Pope Francis’s Visit Is Not Likely to Push Congress to Immigration Reform
Pope Francis’s speech to Congress was a highly anticipated event, but it is one that is unlikely to push members of Congress to take action with respect to Immigration Reform—or with any other temporary measure, like Obama’s Deferred Action for Parents (“DAPA”).
During the Pope’s first visit to the U.S. he had the unique opportunity of addressing both chambers of Congress. The Pope spoke of the large number of people coming from Latin America, calling for unity and acceptance. He also spoke of the importance of treating those who are coming to the U.S. with generosity, reminding us that these are people in search of a better life and the importance of living by the Golden Rule: “Do unto others as you would have them do unto you.”

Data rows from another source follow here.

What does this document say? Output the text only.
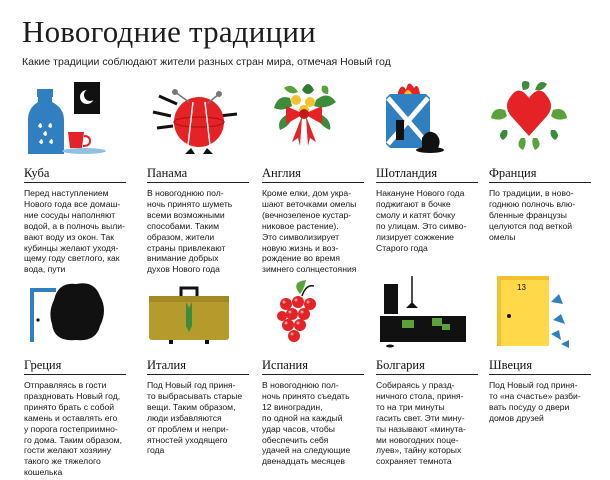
Новогодние традиции
Какие традиции соблюдают жители разных стран мира, отмечая Новый год
Куба
Перед наступлением
Нового года все домаш-
ние сосуды наполняют
водой, а в полночь выли-
вают воду из окон. Так
кубинцы желают уходя-
щему году светлого, как
вода, пути
Панама
В новогоднюю пол-
ночь принято шуметь
всеми возможными
способами. Таким
образом, жители
страны привлекают
внимание добрых
духов Нового года
Англия
Кроме елки, дом укра-
шают веточками омелы
(вечнозеленое кустар-
никовое растение).
Это символизирует
новую жизнь и воз-
рождение во время
зимнего солнцестояния
Шотландия
Накануне Нового года
поджигают в бочке
смолу и катят бочку
по улицам. Это симво-
лизирует сожжение
Старого года
Франция
По традиции, в ново-
годнюю полночь влю-
бленные французы
целуются под веткой
омелы
Греция
Отправляясь в гости
праздновать Новый год,
принято брать с собой
камень и оставлять его
у порога гостеприимно-
го дома. Таким образом,
гости желают хозяину
такого же тяжелого
кошелька
Италия
Под Новый год приня-
то выбрасывать старые
вещи. Таким образом,
люди избавляются
от проблем и непри-
ятностей уходящего
года
Испания
В новогоднюю пол-
ночь принято съедать
12 виноградин,
по одной на каждый
удар часов, чтобы
обеспечить себя
удачей на следующие
двенадцать месяцев
Болгария
Собираясь у празд-
ничного стола, приня-
то на три минуты
гасить свет. Эти мину-
ты называют «минута-
ми новогодних поце-
луев», тайну которых
сохраняет темнота
13
Швеция
Под Новый год приня-
то «на счастье» разби-
вать посуду о двери
домов друзей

Indeed, it was a very moving—and at times provocative—speech. His words stand at odds with the current political climate, where immigrants, particularly undocumented ones, remain a much controverted political topic. The Pope was only trying to calm anti-immigrant sentiment that has sparked recently thanks to inflammatory statements like those of Presidential hopeful Donald Trump’s. The Pope was certainly not attempting to make a direct and immediate call for immigration reform, but was only trying to find a common ground for Americans and foreigners alike to meet and start from there: “On this continent ... thousands of persons are led to travel north in search of a better life for themselves and for their loved ones, in search of greater opportunities . . . . Is this not what we want for our own children?” The Pope is right; we would want the best of lives for our children, the best of opportunities, the best of health care and education—even if those opportunities were hundreds of miles away—or in a different country. Pope Francis was only trying to place the men and women of Congress in the shoes of an immigrant. Whether that will get Congress to take action is a different story.